Not sure if I mentioned this or not, but there's an ongoing round-robin story going on at the Clockwork Alchemy website, The Codex of Quills! My episode is the current one up, #4. Here's a summary so far:

A steampunk serial adventure with a new author every episode!

The Codex of Quills – Episode 1: The Hedgehog

by Dover Whitecliff

Hot. Smoky. Irritating. Any or all of which could pertain to the wildfire-permeated valley air, or the mélange of personalities on the bus. Or the perfect description of Kilpatrick’s commute from the cubicle farm to the coffee house off the freeway.
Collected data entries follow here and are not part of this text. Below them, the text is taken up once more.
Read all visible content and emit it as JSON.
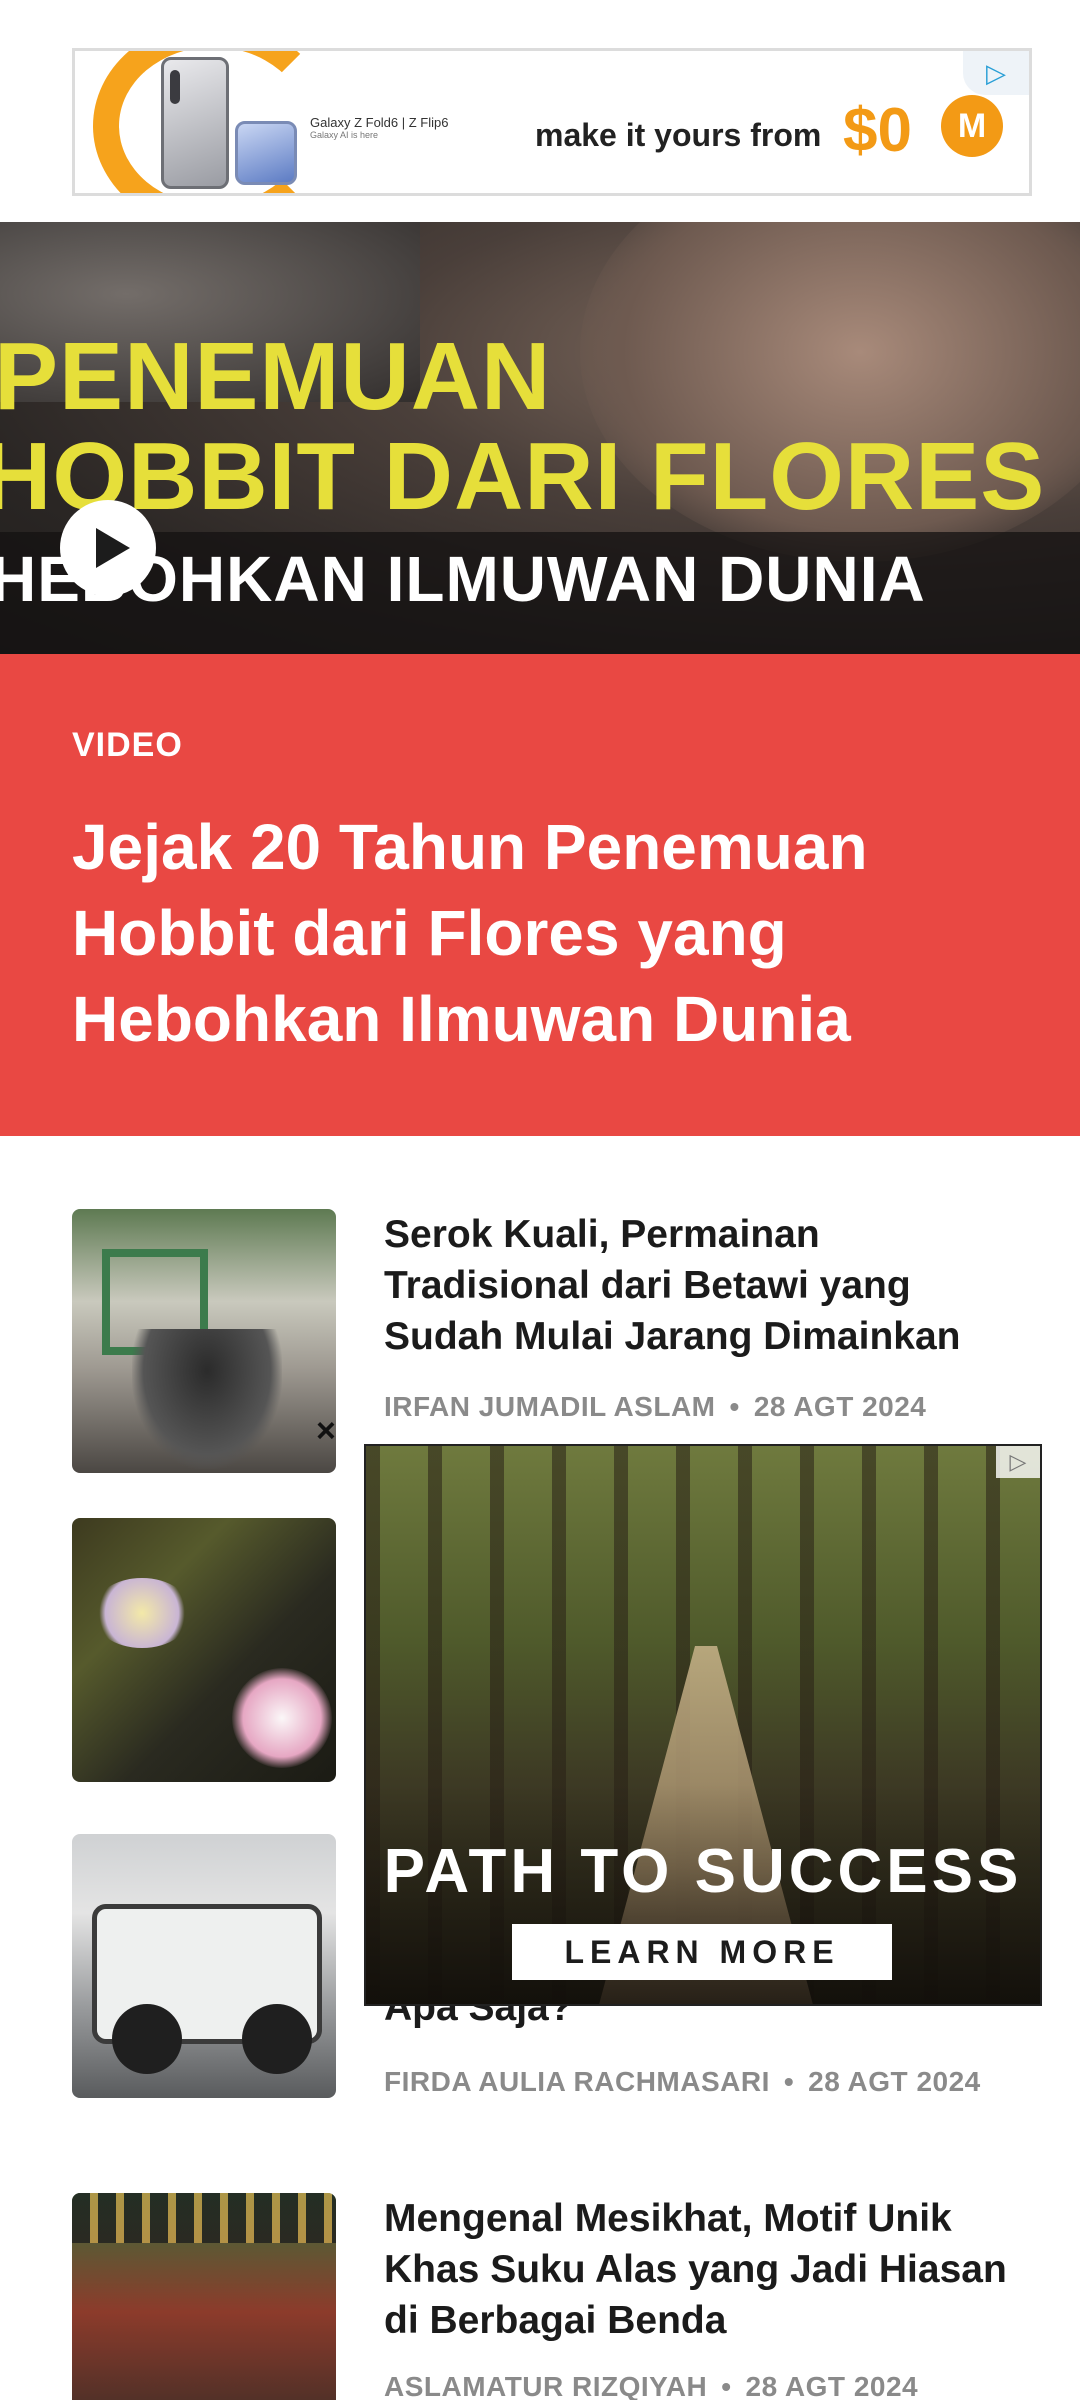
{
  "top_ad": {
    "model_text": "Galaxy Z Fold6 | Z Flip6",
    "model_subtext": "Galaxy AI is here",
    "tagline": "make it yours from",
    "price": "$0",
    "brand_letter": "M",
    "adchoice_icon": "adchoices-icon"
  },
  "hero": {
    "overlay_line_1": "PENEMUAN",
    "overlay_line_2": "HOBBIT DARI FLORES",
    "overlay_line_3": "HEBOHKAN ILMUWAN DUNIA",
    "play_icon": "play-icon"
  },
  "featured": {
    "kicker": "VIDEO",
    "title": "Jejak 20 Tahun Penemuan Hobbit dari Flores yang Hebohkan Ilmuwan Dunia"
  },
  "articles": [
    {
      "title": "Serok Kuali, Permainan Tradisional dari Betawi yang Sudah Mulai Jarang Dimainkan",
      "author": "IRFAN JUMADIL ASLAM",
      "date": "28 AGT 2024"
    },
    {
      "title": "",
      "author": "",
      "date": ""
    },
    {
      "title": "Apa Saja?",
      "author": "FIRDA AULIA RACHMASARI",
      "date": "28 AGT 2024"
    },
    {
      "title": "Mengenal Mesikhat, Motif Unik Khas Suku Alas yang Jadi Hiasan di Berbagai Benda",
      "author": "ASLAMATUR RIZQIYAH",
      "date": "28 AGT 2024"
    }
  ],
  "overlay_ad": {
    "close_label": "×",
    "headline": "PATH TO SUCCESS",
    "cta": "LEARN MORE"
  },
  "colors": {
    "featured_bg": "#e94843",
    "ad_accent": "#f39a15",
    "meta_gray": "#8a8a8a"
  }
}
Cold Brew. That’s all I need. Thirty ounces of caffeinated goodness with just a pirouette of cream will erase Monday and make everything better.

... read more ...

The Codex of Quills – Episode 2: The Woman

by Katherine L. Morse

“Super Mondo chai, please. Two raw sugars.”

Please just get your drink. I have a date with destiny…or insanity…and I really need a cold brew. “Super Mondo cold brew, um, please.”

The woman who had just ordered rocked back on the heel of her ankle boot and commented, “Super Mondo is a good choice. You’re going to need the caffeine for what lies ahead.”

... read more ...

The Codex of Quills – Episode 3: The Pony

By Shelli Frew

Kip tentatively opened his eyes and peered around the shop. Only, it wasn’t the bookstore. Instead of the marine cryptobiology section, the shelves displayed rows and rows of lace, some slightly singed at the edges. A large quantity of star charts and compasses replaced the teen romance. Strangest of all, by far, was the old person giving Kip a pointedly annoyed look. The eyes peering out from behind their shiny spectacles looked like goat eyes. Small antlers sprouted from their head and when they opened their mouth to speak, Kip spied sharp teeth like a cat.

“Young creature, I do say! I did not request any messengers this day. And your friend has damaged some of my lace!”

... read more ...

The Codex of Quills – Episode 4: The Vampire

By Anthony Francis

“This the right grave?” Kip eyed the blockish monument; most of Highgate Cemetery was a gothic tour through Victorian willies, weeded to ruins and taking his calm with it, but this imposing rectangle and dour, bearded bust were clean, had fresh flowers, and bore the improbable name KARL MARX. “Seems … I dunno, too high school econ—”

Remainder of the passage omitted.